O segundo sistema é conhecido como das Sapta (sete) Mātŗikās (às vezes como as Ashta (oito)  Mātŗikās. As letras do alfabeto em sua essência primordial são conhecidas como Mātŗikās, quando desconhecidas elas impelem as pessoas em direção as coisas mundanas e sensoriais, uma vez conhecidas elas levam a libertação. Este conjunto de deusas é regente de um conjunto de letras do devanagari (alfabeto sânscrito) , que também correspondem aos vrittis (impressões sensoriais), os elementos dinâmicos que engendram  o plano das ideias e do pensamento.  Estas divindades são por isto controladoras de nosso plano sensorial/emocional, são as formuladoras do psiquismo.
O conjunto seguinte, das Nava Durgas, celebradas no festival de Navaratri (setembro-outubro), são invocadas para a manutenção do Dharma. Elas são regentes do nosso organismo social e deste com o seu ambiente natural e geográfico, do nosso aspecto coletivo e ecológico. Elas são em ordem de adoração nas nove noites no festival de Navaratri: Shail Putri ; Brahamcharini ; Chandragantha ; Kushmanda ; Skandamata; Katyayani; Kalaratri; Mahagauri; Siddhidharatri.
A estas se seguem um conjunto, psiquicamente mais elevado, de dez deusas responsáveis pela remoção de Māyā, o universo dos fenômenos, e pela   erradicação de avidhya (ignorância). Conhecidas como   MahaVidhyas (A grande ciência) este grupo compreende as deusas Kali, Tara, Chinnamasta, Tripura Sundari, Bhuwaneshvari, Bhairavi, Dhumavati, Bagalmukhi, Matangi ,Kamala.
Estas  dotam à um sadhaka (aspirante) ainda limitado ao patamar das percepções mundanas,  dons como fala magnética, consciência superior,  carisma, capacidade de transcendência, beleza, eloquência, discernimento superior, o poder de impedir ações contrárias, transcendência sobre as aflições da vida etc. Mas estas são estas mesmas shaktis,  que conferem o instrumental para ultrapassar as barreiras do mundo condicionado aos seus seguidores, permitindo a emancipação das teias de Maya  e  consequente  libertação.

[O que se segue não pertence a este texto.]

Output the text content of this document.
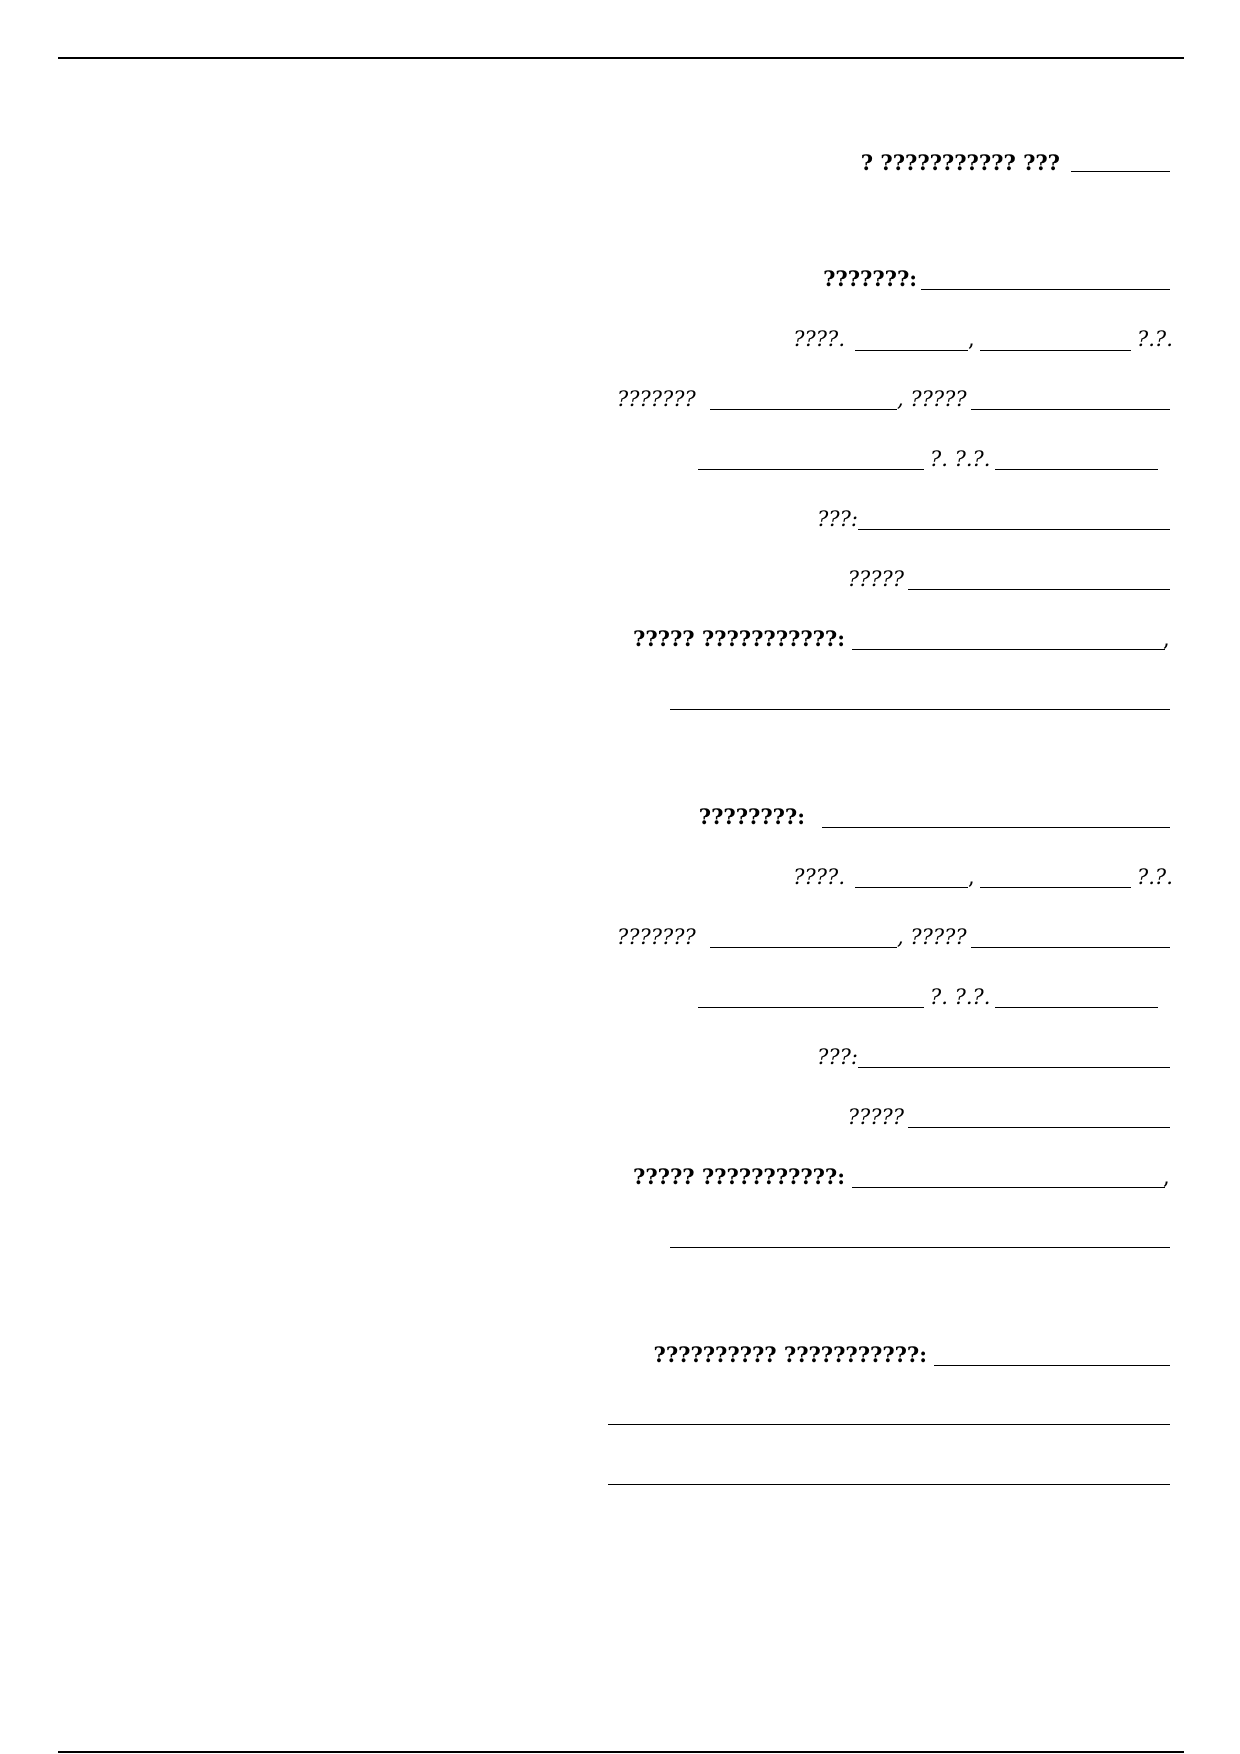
? ??????????? ???
???????:
????.	,	?.?.
???????	, ?????
?. ?.?.
???:
?????
????? ???????????:	,
????????:
????.	,	?.?.
???????	, ?????
?. ?.?.
???:
?????
????? ???????????:	,
?????????? ???????????:
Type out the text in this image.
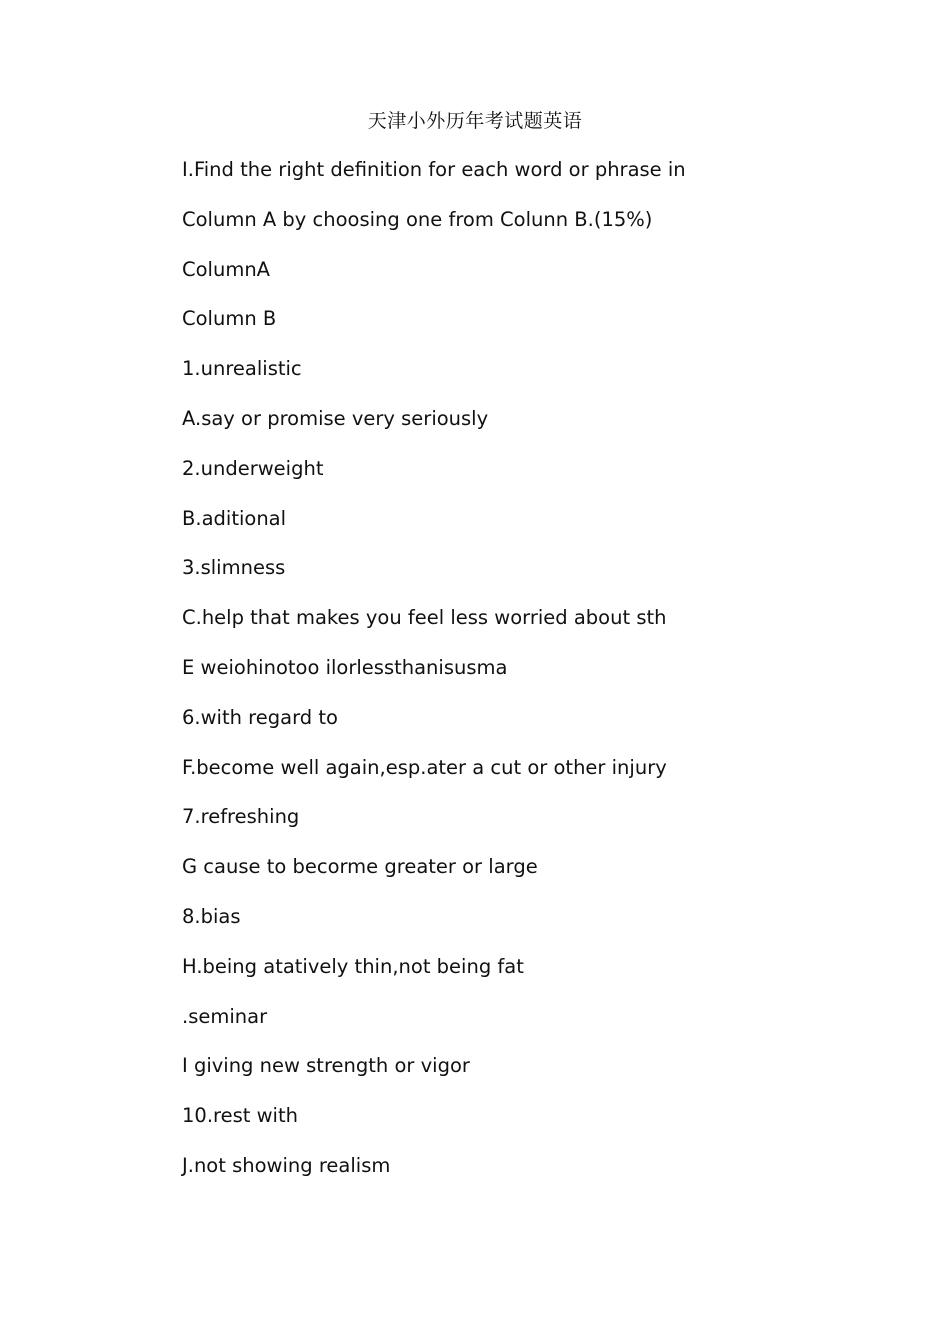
天津小外历年考试题英语
I.Find the right definition for each word or phrase in
Column A by choosing one from Colunn B.(15%)
ColumnA
Column B
1.unrealistic
A.say or promise very seriously
2.underweight
B.aditional
3.slimness
C.help that makes you feel less worried about sth
E weiohinotoo ilorlessthanisusma
6.with regard to
F.become well again,esp.ater a cut or other injury
7.refreshing
G cause to becorme greater or large
8.bias
H.being atatively thin,not being fat
.seminar
I giving new strength or vigor
10.rest with
J.not showing realism
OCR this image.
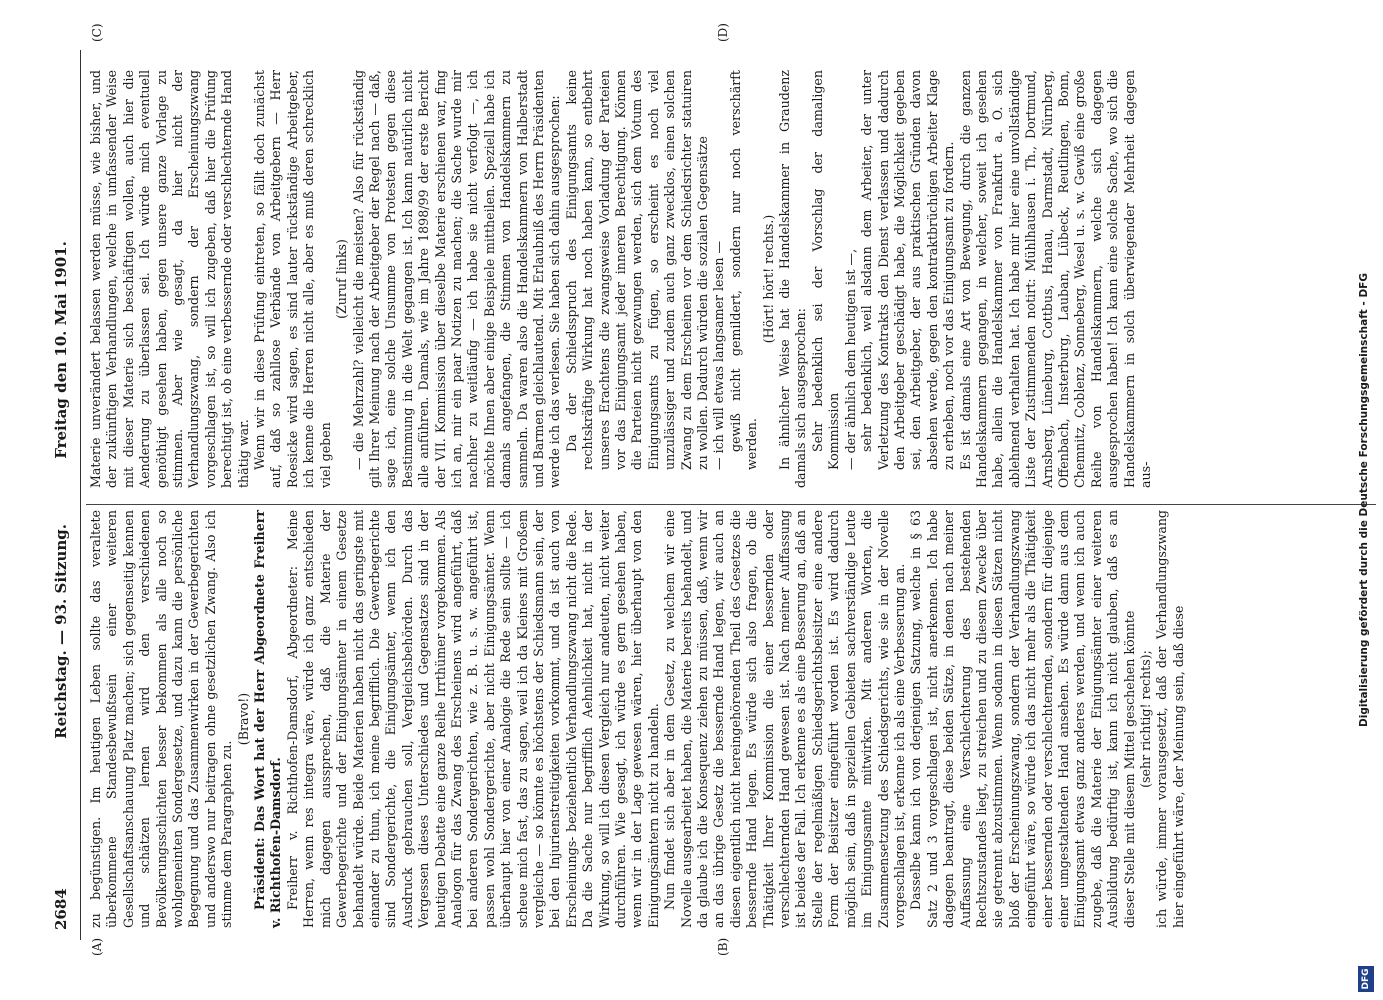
2684
Reichstag. — 93. Sitzung. Freitag den 10. Mai 1901.
(A)	(B)
(C)	(D)

zu begünstigen. Im heutigen Leben sollte das veraltete überkommene Standesbewußtsein einer weiteren Gesellschaftsanschauung Platz machen; sich gegenseitig kennen und schätzen lernen wird den verschiedenen Bevölkerungsschichten besser bekommen als alle noch so wohlgemeinten Sondergesetze, und dazu kann die persönliche Begegnung und das Zusammenwirken in der Gewerbegerichten und anderswo nur beitragen ohne gesetzlichen Zwang. Also ich stimme dem Paragraphen zu.

(Bravo!) Präsident: Das Wort hat der Herr Abgeordnete Freiherr v. Richthofen-Damsdorf. Freiherr v. Richthofen-Damsdorf, Abgeordneter: Meine Herren, wenn res integra wäre, würde ich ganz entschieden mich dagegen aussprechen, daß die Materie der Gewerbegerichte und der Einigungsämter in einem Gesetze behandelt würde. Beide Materien haben nicht das geringste mit einander zu thun, ich meine begrifflich. Die Gewerbegerichte sind Sondergerichte, die Einigungsämter, wenn ich den Ausdruck gebrauchen soll, Vergleichsbehörden. Durch das Vergessen dieses Unterschiedes und Gegensatzes sind in der heutigen Debatte eine ganze Reihe Irrthümer vorgekommen. Als Analogon für das Zwang des Erscheinens wird angeführt, daß bei anderen Sondergerichten, wie z. B. u. s. w. angeführt ist, passen wohl Sondergerichte, aber nicht Einigungsämter. Wenn überhaupt hier von einer Analogie die Rede sein sollte — ich scheue mich fast, das zu sagen, weil ich da Kleines mit Großem vergleiche — so könnte es höchstens der Schiedsmann sein, der bei den Injurienstreitigkeiten vorkommt, und da ist auch von Erscheinungs- beziehentlich Verhandlungszwang nicht die Rede. Da die Sache nur begrifflich Aehnlichkeit hat, nicht in der Wirkung, so will ich diesen Vergleich nur andeuten, nicht weiter durchführen. Wie gesagt, ich würde es gern gesehen haben, wenn wir in der Lage gewesen wären, hier überhaupt von den Einigungsämtern nicht zu handeln. Nun findet sich aber in dem Gesetz, zu welchem wir eine Novelle ausgearbeitet haben, die Materie bereits behandelt, und da glaube ich die Konsequenz ziehen zu müssen, daß, wenn wir an das übrige Gesetz die bessernde Hand legen, wir auch an diesen eigentlich nicht hereingehörenden Theil des Gesetzes die bessernde Hand legen. Es würde sich also fragen, ob die Thätigkeit Ihrer Kommission die einer bessernden oder verschlechternden Hand gewesen ist. Nach meiner Auffassung ist beides der Fall. Ich erkenne es als eine Besserung an, daß an Stelle der regelmäßigen Schiedsgerichtsbeisitzer eine andere Form der Beisitzer eingeführt worden ist. Es wird dadurch möglich sein, daß in speziellen Gebieten sachverständige Leute im Einigungsamte mitwirken. Mit anderen Worten, die Zusammensetzung des Schiedsgerichts, wie sie in der Novelle vorgeschlagen ist, erkenne ich als eine Verbesserung an. Dasselbe kann ich von derjenigen Satzung, welche in § 63 Satz 2 und 3 vorgeschlagen ist, nicht anerkennen. Ich habe dagegen beantragt, diese beiden Sätze, in denen nach meiner Auffassung eine Verschlechterung des bestehenden Rechtszustandes liegt, zu streichen und zu diesem Zwecke über sie getrennt abzustimmen. Wenn sodann in diesen Sätzen nicht bloß der Erscheinungszwang, sondern der Verhandlungszwang eingeführt wäre, so würde ich das nicht mehr als die Thätigkeit einer bessernden oder verschlechternden, sondern für diejenige einer umgestaltenden Hand ansehen. Es würde dann aus dem Einigungsamt etwas ganz anderes werden, und wenn ich auch zugebe, daß die Materie der Einigungsämter einer weiteren Ausbildung bedürftig ist, kann ich nicht glauben, daß es an dieser Stelle mit diesem Mittel geschehen könnte (sehr richtig! rechts); ich würde, immer vorausgesetzt, daß der Verhandlungszwang hier eingeführt wäre, der Meinung sein, daß diese

Materie unverändert belassen werden müsse, wie bisher, und der zukünftigen Verhandlungen, welche in umfassender Weise mit dieser Materie sich beschäftigen wollen, auch hier die Aenderung zu überlassen sei. Ich würde mich eventuell genöthigt gesehen haben, gegen unsere ganze Vorlage zu stimmen. Aber wie gesagt, da hier nicht der Verhandlungszwang, sondern der Erscheinungszwang vorgeschlagen ist, so will ich zugeben, daß hier die Prüfung berechtigt ist, ob eine verbessernde oder verschlechternde Hand thätig war. Wenn wir in diese Prüfung eintreten, so fällt doch zunächst auf, daß so zahllose Verbände von Arbeitgebern — Herr Roesicke wird sagen, es sind lauter rückständige Arbeitgeber, ich kenne die Herren nicht alle, aber es muß deren schrecklich viel geben

(Zuruf links) — die Mehrzahl? vielleicht die meisten? Also für rückständig gilt Ihrer Meinung nach der Arbeitgeber der Regel nach — daß, sage ich, eine solche Unsumme von Protesten gegen diese Bestimmung in die Welt gegangen ist. Ich kann natürlich nicht alle anführen. Damals, wie im Jahre 1898/99 der erste Bericht der VII. Kommission über dieselbe Materie erschienen war, fing ich an, mir ein paar Notizen zu machen; die Sache wurde mir nachher zu weitläufig — ich habe sie nicht verfolgt —, ich möchte Ihnen aber einige Beispiele mittheilen. Speziell habe ich damals angefangen, die Stimmen von Handelskammern zu sammeln. Da waren also die Handelskammern von Halberstadt und Barmen gleichlautend. Mit Erlaubniß des Herrn Präsidenten werde ich das verlesen. Sie haben sich dahin ausgesprochen: Da der Schiedsspruch des Einigungsamts keine rechtskräftige Wirkung hat noch haben kann, so entbehrt unseres Erachtens die zwangsweise Vorladung der Parteien vor das Einigungsamt jeder inneren Berechtigung. Können die Parteien nicht gezwungen werden, sich dem Votum des Einigungsamts zu fügen, so erscheint es noch viel unzulässiger und zudem auch ganz zwecklos, einen solchen Zwang zu dem Erscheinen vor dem Schiedsrichter statuiren zu wollen. Dadurch würden die sozialen Gegensätze — ich will etwas langsamer lesen — gewiß nicht gemildert, sondern nur noch verschärft werden.

(Hört! hört! rechts.) In ähnlicher Weise hat die Handelskammer in Graudenz damals sich ausgesprochen: Sehr bedenklich sei der Vorschlag der damaligen Kommission — der ähnlich dem heutigen ist —, sehr bedenklich, weil alsdann dem Arbeiter, der unter Verletzung des Kontrakts den Dienst verlassen und dadurch den Arbeitgeber geschädigt habe, die Möglichkeit gegeben sei, den Arbeitgeber, der aus praktischen Gründen davon absehen werde, gegen den kontraktbrüchigen Arbeiter Klage zu erheben, noch vor das Einigungsamt zu fordern. Es ist damals eine Art von Bewegung, durch die ganzen Handelskammern gegangen, in welcher, soweit ich gesehen habe, allein die Handelskammer von Frankfurt a. O. sich ablehnend verhalten hat. Ich habe mir hier eine unvollständige Liste der Zustimmenden notirt: Mühlhausen i. Th., Dortmund, Arnsberg, Lüneburg, Cottbus, Hanau, Darmstadt, Nürnberg, Offenbach, Insterburg, Lauban, Lübeck, Reutlingen, Bonn, Chemnitz, Coblenz, Sonneberg, Wesel u. s. w. Gewiß eine große Reihe von Handelskammern, welche sich dagegen ausgesprochen haben! Ich kann eine solche Sache, wo sich die Handelskammern in solch überwiegender Mehrheit dagegen aus-

DFG
Digitalisierung gefördert durch die Deutsche Forschungsgemeinschaft - DFG
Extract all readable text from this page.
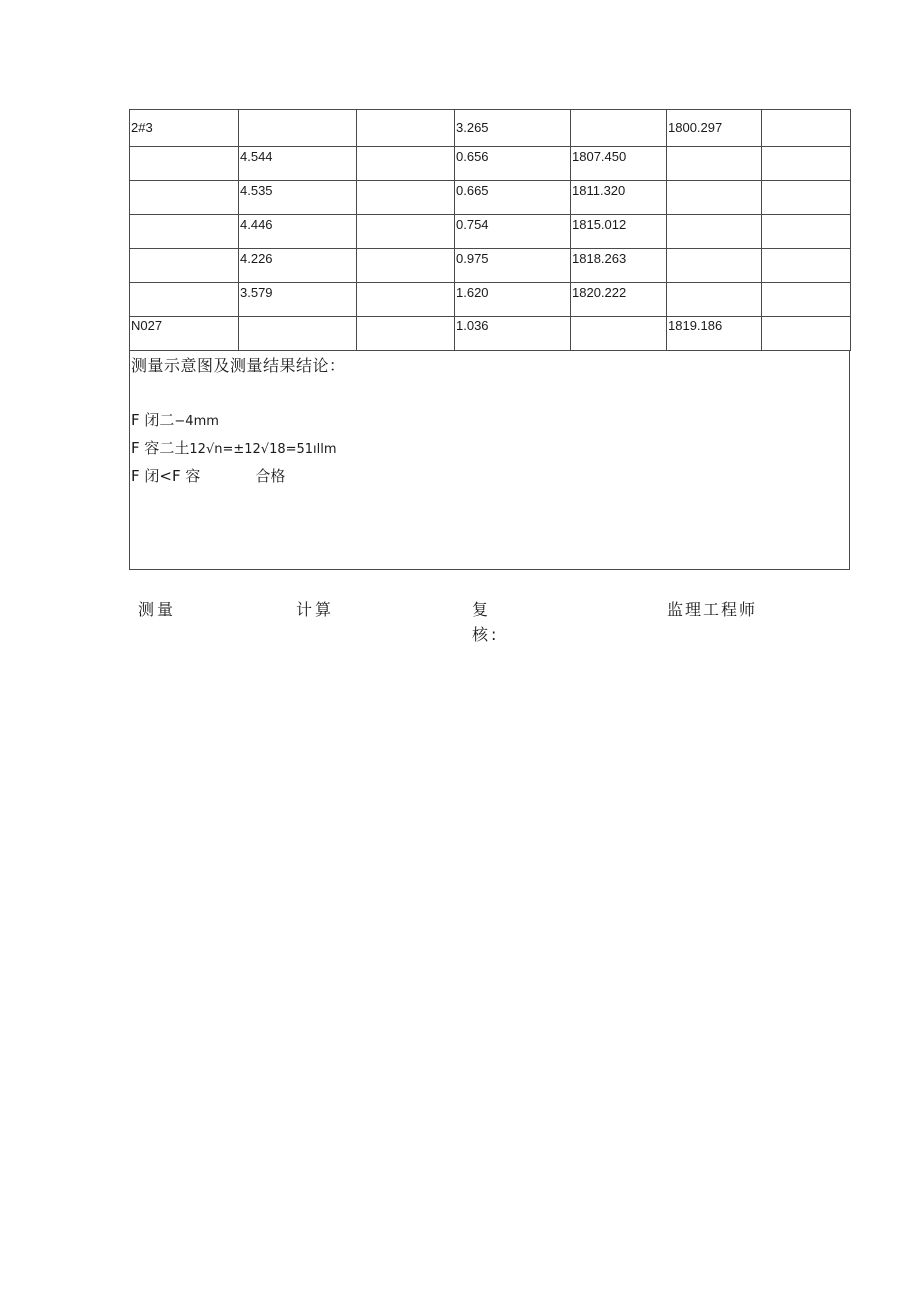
2#3			3.265		1800.297	

	4.544		0.656	1807.450		

	4.535		0.665	1811.320		

	4.446		0.754	1815.012		

	4.226		0.975	1818.263		

	3.579		1.620	1820.222		

N027			1.036		1819.186	

测量示意图及测量结果结论：
F 闭二−4mm
F 容二土12√n=±12√18=51ıllm
F 闭<F 容	合格
测量	计算	复核:
监理工程师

Assim o ciclo das energias transformadoras, shaktis, têm inicio com as grahinis, que garantem a existência orgânica e se encerra com as Mahavidhyas que viabilizam a transcendência.
O panteão das deusas (devattas) no hinduísmo é portanto dividido em ucca (superiores) e kshudra  (inferiores). Estas atendem as obrigações cotidianas, e têm uma relação de reciprocidade com o devoto. Ele a nutre com oferendas, e em contrapartida a deusa  corresponde a suas vontades. Atendem aos apegos e aversões de seus seguidores, satisfazem às suas necessidades mundanas pedindo em troca, apenas dádivas tangíveis.  Alcançada a graça, sua relação com as aspirações de seus cultuadores se encerra. Entretanto, este escambo espiritual cria um círculo vicioso, já que o desejo atendido fortalece atitudes e vontades do ahamkara (individualidade transitória) que ao invés de se sublimar, aprofunda seus samskaras (hábitos) gerando uma dependência. Bem sucedidos em saciar  vontades temporárias, como jogadores  viciados, os que recorrem aos favores destas deusas afastam-se de seu real objetivo: a  emancipação das tramas do samsara (mundo dos eventos efêmeros).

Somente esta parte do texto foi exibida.